Some of my long-time readers know that I originally wrote a lot of stories about what it was like to live with a person with Down Syndrome, and some have even commented that they really miss my “Walker Stories”. Well, life settled down to a fairly predictable boredom over the past several years, so I branched out and rattled on about anything and everything.
My recent surgery, however, precipitated some ripples at home, and I’m back to my primary concern…living with Walker.

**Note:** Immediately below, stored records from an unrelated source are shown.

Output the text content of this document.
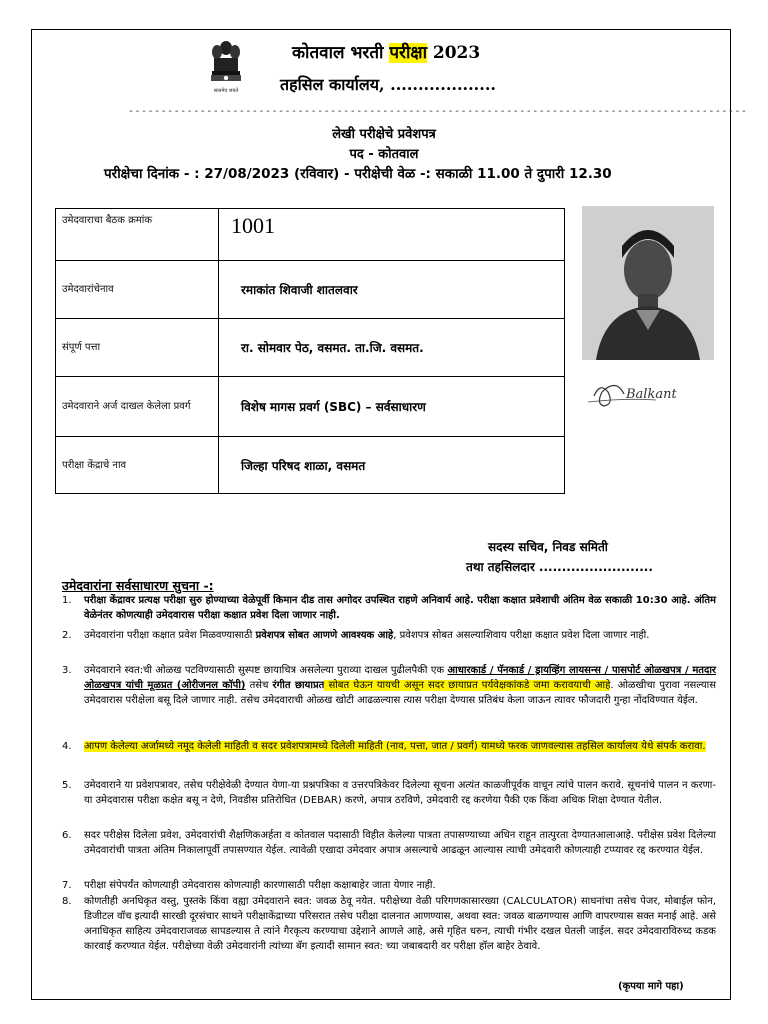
सत्यमेव जयते
कोतवाल भरती परीक्षा 2023
तहसिल कार्यालय, ...................
-----------------------------------------------------------------------------------------------
लेखी परीक्षेचे प्रवेशपत्र
पद - कोतवाल
परीक्षेचा दिनांक - : 27/08/2023 (रविवार) - परीक्षेची वेळ -: सकाळी 11.00 ते दुपारी 12.30
उमेदवाराचा बैठक क्रमांक	1001
उमेदवारांचेनाव	रमाकांत शिवाजी शातलवार
संपूर्ण पत्ता	रा. सोमवार पेठ, वसमत. ता.जि. वसमत.
उमेदवाराने अर्ज दाखल केलेला प्रवर्ग	विशेष मागस प्रवर्ग (SBC) – सर्वसाधारण
परीक्षा केंद्राचे नाव	जिल्हा परिषद शाळा, वसमत
Balkant
सदस्य सचिव, निवड समिती
तथा तहसिलदार .........................
उमेदवारांना सर्वसाधारण सुचना -:
1.	परीक्षा केंद्रावर प्रत्यक्ष परीक्षा सुरु होण्याच्या वेळेपूर्वी किमान दीड तास अगोदर उपस्थित राहणे अनिवार्य आहे. परीक्षा कक्षात प्रवेशाची अंतिम वेळ सकाळी 10:30 आहे. अंतिम वेळेनंतर कोणत्याही उमेदवारास परीक्षा कक्षात प्रवेश दिला जाणार नाही.
2.	उमेदवारांना परीक्षा कक्षात प्रवेश मिळवण्यासाठी प्रवेशपत्र सोबत आणणे आवश्यक आहे, प्रवेशपत्र सोबत असल्याशिवाय परीक्षा कक्षात प्रवेश दिला जाणार नाही.
3.	उमेदवाराने स्वत:ची ओळख पटविण्यासाठी सुस्पष्ट छायाचित्र असलेल्या पुराव्या दाखल पुढीलपैकी एक आधारकार्ड / पॅनकार्ड / ड्रायव्हिंग लायसन्स / पासपोर्ट ओळखपत्र / मतदार ओळखपत्र यांची मूळप्रत (ओरीजनल कॉपी) तसेच रंगीत छायाप्रत सोबत घेऊन यायची असून सदर छायाप्रत पर्यवेक्षकांकडे जमा करावयाची आहे. ओळखीचा पुरावा नसल्यास उमेदवारास परीक्षेला बसू दिले जाणार नाही. तसेच उमेदवाराची ओळख खोटी आढळल्यास त्यास परीक्षा देण्यास प्रतिबंध केला जाऊन त्यावर फौजदारी गुन्हा नोंदविण्यात येईल.
4.	आपण केलेल्या अर्जामध्ये नमूद केलेली माहिती व सदर प्रवेशपत्रामध्ये दिलेली माहिती (नाव, पत्ता, जात / प्रवर्ग) यामध्ये फरक जाणवल्यास तहसिल कार्यालय येथे संपर्क करावा.
5.	उमेदवाराने या प्रवेशपत्रावर, तसेच परीक्षेवेळी देण्यात येणा-या प्रश्नपत्रिका व उत्तरपत्रिकेवर दिलेल्या सूचना अत्यंत काळजीपूर्वक वाचून त्यांचे पालन करावे. सूचनांचे पालन न करणा-या उमेदवारास परीक्षा कक्षेत बसू न देणे, निवडीस प्रतिरोधित (DEBAR) करणे, अपात्र ठरविणे, उमेदवारी रद्द करणेया पैकी एक किंवा अधिक शिक्षा देण्यात येतील.
6.	सदर परीक्षेस दिलेला प्रवेश, उमेदवारांची शैक्षणिकअर्हता व कोतवाल पदासाठी विहीत केलेल्या पात्रता तपासण्याच्या अधिन राहून तात्पुरता देण्यातआलाआहे. परीक्षेस प्रवेश दिलेल्या उमेदवारांची पात्रता अंतिम निकालापूर्वी तपासण्यात येईल. त्यावेळी एखादा उमेदवार अपात्र असल्याचे आढळून आल्यास त्याची उमेदवारी कोणत्याही टप्प्यावर रद्द करण्यात येईल.
7.	परीक्षा संपेपर्यंत कोणत्याही उमेदवारास कोणत्याही कारणासाठी परीक्षा कक्षाबाहेर जाता येणार नाही.
8.	कोणतीही अनधिकृत वस्तु, पुस्तके किंवा वह्या उमेदवाराने स्वत: जवळ ठेवू नयेत. परीक्षेच्या वेळी परिगणकासारख्या (CALCULATOR) साधनांचा तसेच पेजर, मोबाईल फोन, डिजीटल वॉच इत्यादी सारखी दूरसंचार साधने परीक्षाकेंद्राच्या परिसरात तसेच परीक्षा दालनात आणण्यास, अथवा स्वत: जवळ बाळगण्यास आणि वापरण्यास सक्त मनाई आहे. असे अनाधिकृत साहित्य उमेदवाराजवळ सापडल्यास ते त्यांने गैरकृत्य करण्याचा उद्देशाने आणले आहे, असे गृहित धरुन, त्याची गंभीर दखल घेतली जाईल. सदर उमेदवाराविरुध्द कडक कारवाई करण्यात येईल. परीक्षेच्या वेळी उमेदवारांनी त्यांच्या बॅग इत्यादी सामान स्वत: च्या जबाबदारी वर परीक्षा हॉल बाहेर ठेवावे.
(कृपया मागे पहा)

After two knee replacements and a few out of town trips, Walker had gotten used to coping with his predictable world being a little less so for short periods of time. I usually make sure that his needs are covered and have plans in place to make sure he will be safe and well cared for. I noticed a difference in Walker just before our last trip, a short one to Montgomery a few weeks ago. The night before we left he questioned me repeatedly about what he would have on hand to eat, who would be covering for me, etc. I realized that I probably hadn’t left enough microwave ready food that would appeal to him, so found myself flipping burgers to leave in the fridge at bedtime the night before we left. After I showed him his choices, he seemed to relax about everything but breakfast, which has become a bit of an issue in the past year.
For a long, long time, Walker’s preferred breakfast was two Jimmy Dean sausage biscuits which he microwaved for himself and went off to work with something in his tummy that would last till his rather late lunch break. Then one day he noticed that the package described the biscuits as “snack size”. They were the same biscuits, just as greasy and cholesterol filled as before, but now they were declared not to be suitable as breakfast. We reached a truce about my being a short order breakfast cook, and I agreed to fix him something two or three days a week while we looked for a suitable breakfast that he could fix for himself. (Cereal does not suit him…so don’t even suggest that one.)
Then I ended up having kidney surgery last week, and being kind of under the weather even after I got home. He has questioned me daily about what I might feel like cooking, which was actually not very much, but I did put some blueberry muffins in yesterday, and there were enough left over for today. Not acceptable…he really was craving waffles. He settled for a couple of Pop Tarts. It wasn’t a work day, and he’ll eat lunch at a normal time, so I kind of forgot about it.
A little later he came down and asked, “Which knee is it?” perhaps trying to figure out if I’d grown a third leg. I told him it wasn’t my knee this time, but that I had a kidney cancer removed, and it left my tummy pretty sore. “Cancer?’ he commented, looking a bit alarmed.
“Yeah, but it’s all gone now, and I’ll be fine. I just need some time to get better.” With a shrug he was gone again.
All this has led me back to being concerned for his welfare when the time finally comes that I don’t dodge the bullet. How do I prepare him for the likelihood that I might not always be around to fix his breakfast without scaring him to death. We’ll figure it out, I’m sure, but I realized that my boy-man still needs his mama right now. Maybe I’ll make those waffles tomorrow. I feel privileged to be able to do it for now.